I’ll pick just a few for comment.
First, Sutton has compelled a change in my thinking on state constitutionalism. Like many others who write and talk about this topic, I have often stated that state judges are free to interpret their own constitutions more broadly—but not more narrowly—than the U.S. Supreme Court interprets the national constitution. Pshaw, Sutton says (though more articulately than that): state courts should interpret their constitutions by their plain original meaning. Of course, federal law as interpreted by the Supreme Court enjoys hegemony over narrower state court interpretations of similar state constitutional provisions by virtue of the Supremacy Clause. But such contrary state court interpretations can still serve a salutary role in persuading the Supreme Court to reconsider its own interpretations.
My colleague, retired Arizona Supreme Court Justice John Pelander, and I, told the U.S. Supreme Court in no uncertain terms how two of its decisions concerning sentences for juvenile murderers were wreaking havoc on our state criminal law. Our concerns, along with many others (including Justice Antonin Scalia), were reflected in the Court’s recent decision reining in the earlier precedents. As Sutton points out, judicial error-correction at the national level is a benefit of independent state constitutional interpretation.

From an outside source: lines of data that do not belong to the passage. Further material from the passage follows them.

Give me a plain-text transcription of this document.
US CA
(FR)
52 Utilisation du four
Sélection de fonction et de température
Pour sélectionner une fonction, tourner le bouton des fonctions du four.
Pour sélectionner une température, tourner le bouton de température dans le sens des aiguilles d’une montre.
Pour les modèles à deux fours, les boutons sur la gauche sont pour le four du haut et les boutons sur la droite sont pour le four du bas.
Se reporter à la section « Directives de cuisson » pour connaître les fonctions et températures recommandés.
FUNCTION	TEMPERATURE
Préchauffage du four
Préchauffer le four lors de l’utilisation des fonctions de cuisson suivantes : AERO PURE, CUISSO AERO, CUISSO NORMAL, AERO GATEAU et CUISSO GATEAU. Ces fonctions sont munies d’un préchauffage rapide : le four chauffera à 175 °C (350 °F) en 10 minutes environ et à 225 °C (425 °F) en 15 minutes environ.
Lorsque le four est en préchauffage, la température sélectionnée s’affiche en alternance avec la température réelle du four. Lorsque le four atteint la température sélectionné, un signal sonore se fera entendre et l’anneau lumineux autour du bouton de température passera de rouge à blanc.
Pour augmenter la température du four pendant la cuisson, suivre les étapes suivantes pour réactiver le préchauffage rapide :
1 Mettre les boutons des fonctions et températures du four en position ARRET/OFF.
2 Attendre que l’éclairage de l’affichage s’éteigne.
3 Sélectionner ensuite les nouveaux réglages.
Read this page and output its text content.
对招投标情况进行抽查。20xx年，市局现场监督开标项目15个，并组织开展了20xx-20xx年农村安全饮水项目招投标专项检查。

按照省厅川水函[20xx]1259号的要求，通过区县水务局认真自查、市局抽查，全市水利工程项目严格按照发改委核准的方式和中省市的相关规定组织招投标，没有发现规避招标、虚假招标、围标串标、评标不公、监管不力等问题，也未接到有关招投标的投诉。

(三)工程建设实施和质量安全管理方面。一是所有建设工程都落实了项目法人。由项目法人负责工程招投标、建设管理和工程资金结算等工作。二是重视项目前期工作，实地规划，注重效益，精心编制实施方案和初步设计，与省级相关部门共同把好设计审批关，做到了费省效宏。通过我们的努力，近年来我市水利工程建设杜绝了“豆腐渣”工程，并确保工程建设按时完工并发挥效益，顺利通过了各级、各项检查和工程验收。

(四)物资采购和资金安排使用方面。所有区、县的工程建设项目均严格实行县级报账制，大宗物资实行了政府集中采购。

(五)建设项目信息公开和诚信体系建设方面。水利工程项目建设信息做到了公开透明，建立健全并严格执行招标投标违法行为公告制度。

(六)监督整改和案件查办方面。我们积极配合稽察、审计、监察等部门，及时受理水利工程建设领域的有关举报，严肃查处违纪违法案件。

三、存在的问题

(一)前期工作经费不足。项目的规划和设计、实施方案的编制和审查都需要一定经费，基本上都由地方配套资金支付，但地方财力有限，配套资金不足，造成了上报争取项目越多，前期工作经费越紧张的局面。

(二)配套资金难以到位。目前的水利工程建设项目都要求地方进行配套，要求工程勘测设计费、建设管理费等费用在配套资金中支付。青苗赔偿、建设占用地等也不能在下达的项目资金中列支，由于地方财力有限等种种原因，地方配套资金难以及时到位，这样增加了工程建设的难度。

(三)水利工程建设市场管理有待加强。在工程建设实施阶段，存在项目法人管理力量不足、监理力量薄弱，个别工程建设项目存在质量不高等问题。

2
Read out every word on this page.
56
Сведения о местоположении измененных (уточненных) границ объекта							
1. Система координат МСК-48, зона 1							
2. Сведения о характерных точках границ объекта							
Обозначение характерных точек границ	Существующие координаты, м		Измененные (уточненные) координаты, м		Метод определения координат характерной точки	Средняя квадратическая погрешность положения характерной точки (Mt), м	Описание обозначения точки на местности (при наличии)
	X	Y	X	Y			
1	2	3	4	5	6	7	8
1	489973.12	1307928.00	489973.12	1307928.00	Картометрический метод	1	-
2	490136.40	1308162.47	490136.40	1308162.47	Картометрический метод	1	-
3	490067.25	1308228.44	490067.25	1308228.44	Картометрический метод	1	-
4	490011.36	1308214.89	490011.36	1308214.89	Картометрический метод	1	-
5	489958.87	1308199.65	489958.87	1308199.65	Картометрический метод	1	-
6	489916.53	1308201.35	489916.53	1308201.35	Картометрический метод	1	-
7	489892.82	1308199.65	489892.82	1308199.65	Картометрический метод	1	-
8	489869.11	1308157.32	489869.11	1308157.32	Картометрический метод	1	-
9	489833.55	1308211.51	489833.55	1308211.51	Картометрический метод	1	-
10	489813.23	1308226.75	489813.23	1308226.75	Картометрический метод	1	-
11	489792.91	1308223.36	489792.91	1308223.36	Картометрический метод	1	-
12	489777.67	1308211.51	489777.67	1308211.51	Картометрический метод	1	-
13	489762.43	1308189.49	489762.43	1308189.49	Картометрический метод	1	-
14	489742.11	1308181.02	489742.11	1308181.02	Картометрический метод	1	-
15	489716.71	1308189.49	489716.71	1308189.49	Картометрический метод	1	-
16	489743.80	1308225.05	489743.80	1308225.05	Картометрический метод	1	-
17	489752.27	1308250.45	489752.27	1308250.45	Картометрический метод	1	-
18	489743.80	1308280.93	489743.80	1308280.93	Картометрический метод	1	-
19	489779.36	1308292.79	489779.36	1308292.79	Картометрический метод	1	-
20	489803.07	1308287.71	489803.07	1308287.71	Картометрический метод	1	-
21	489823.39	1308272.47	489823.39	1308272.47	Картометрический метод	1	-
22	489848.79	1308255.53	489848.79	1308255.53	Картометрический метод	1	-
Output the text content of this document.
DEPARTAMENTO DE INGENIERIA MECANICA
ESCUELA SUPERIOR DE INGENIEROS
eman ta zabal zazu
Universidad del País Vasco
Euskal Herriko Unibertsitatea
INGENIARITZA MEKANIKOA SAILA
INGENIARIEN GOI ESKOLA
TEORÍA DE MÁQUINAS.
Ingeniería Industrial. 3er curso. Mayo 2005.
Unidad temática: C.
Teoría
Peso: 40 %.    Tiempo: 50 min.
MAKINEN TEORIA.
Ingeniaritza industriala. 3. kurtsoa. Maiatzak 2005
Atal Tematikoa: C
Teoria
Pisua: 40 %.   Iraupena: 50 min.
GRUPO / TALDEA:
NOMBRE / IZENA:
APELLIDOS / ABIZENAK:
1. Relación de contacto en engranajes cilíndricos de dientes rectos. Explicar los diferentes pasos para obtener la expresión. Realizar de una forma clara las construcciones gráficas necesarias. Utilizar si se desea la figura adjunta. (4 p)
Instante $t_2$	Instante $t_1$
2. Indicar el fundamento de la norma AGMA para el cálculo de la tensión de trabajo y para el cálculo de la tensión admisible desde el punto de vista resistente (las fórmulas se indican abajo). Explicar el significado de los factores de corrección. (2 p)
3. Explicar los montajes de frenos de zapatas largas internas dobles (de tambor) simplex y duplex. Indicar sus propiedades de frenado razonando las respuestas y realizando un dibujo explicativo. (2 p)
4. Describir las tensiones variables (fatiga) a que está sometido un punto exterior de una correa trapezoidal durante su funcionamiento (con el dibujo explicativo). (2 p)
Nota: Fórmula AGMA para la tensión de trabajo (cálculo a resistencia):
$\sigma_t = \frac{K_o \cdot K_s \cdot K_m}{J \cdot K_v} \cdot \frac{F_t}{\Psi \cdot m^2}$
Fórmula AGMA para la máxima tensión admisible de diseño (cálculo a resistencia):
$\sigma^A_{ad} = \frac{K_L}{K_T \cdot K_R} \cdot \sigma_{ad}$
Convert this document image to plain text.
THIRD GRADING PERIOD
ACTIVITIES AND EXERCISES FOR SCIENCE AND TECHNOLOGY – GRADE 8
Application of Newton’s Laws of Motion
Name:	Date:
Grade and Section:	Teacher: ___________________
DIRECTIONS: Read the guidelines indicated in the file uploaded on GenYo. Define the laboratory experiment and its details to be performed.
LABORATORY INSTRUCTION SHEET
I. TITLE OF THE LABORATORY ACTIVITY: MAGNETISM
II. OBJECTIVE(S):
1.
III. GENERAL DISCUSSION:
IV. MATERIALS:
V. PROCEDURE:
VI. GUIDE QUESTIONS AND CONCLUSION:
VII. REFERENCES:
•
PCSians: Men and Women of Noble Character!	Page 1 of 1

Sutton usefully discusses the virtues and pitfalls of state court uniformity with national precedents. Certainly, no one would have wanted uniformity with Buck v. Bell, he suggests. Sutton argues that “if all else fails when it comes to consensus about national rights, that leaves the possibility that in some areas we are better off with state-by-state variation.” For that reason, three members of my Court recently dissented from a decision hitching our state constitution’s privacy clause, on grounds of national uniformity, to the muck of the Supreme Court’s Fourth Amendment jurisprudence.
I also love Sutton’s point that “the constitution most difficult to change by amendment—the US Constitution—should be the least susceptible to change by judicial interpretation.” Although I believe strongly in an original plain meaning approach to state constitutional interpretation, Sutton is right that our errors, or opinions that depart from strong contemporary consensus, can be corrected or changed much more easily at the state level than can judicial adventurism in the U.S. Supreme Court.
One point on which Sutton and I may disagree is his view of local governments as units of experimentation within states. I love devolution of authority as much as the next republican. But as I argued in my book Leviathan: The Growth of Local Government and the Erosion of Liberty—and as James Madison far more eloquently urged in The Federalist No. 10—local governments are especially susceptible to grassroots tyranny. We must remember that states are the organic units of government and that municipalities are subdivisions of the state, subject to state constitutions. Many local governments are not elected yet exercise sweeping powers; those that are elected often have low-turnout elections dominated by special-interest groups. Local government innovation should be welcomed, but subject to prescribed authority and constitutional constraints.
As always, Judge Sutton enriches an important and emergent conversation: the vital role of state constitutions in our constitutional republic.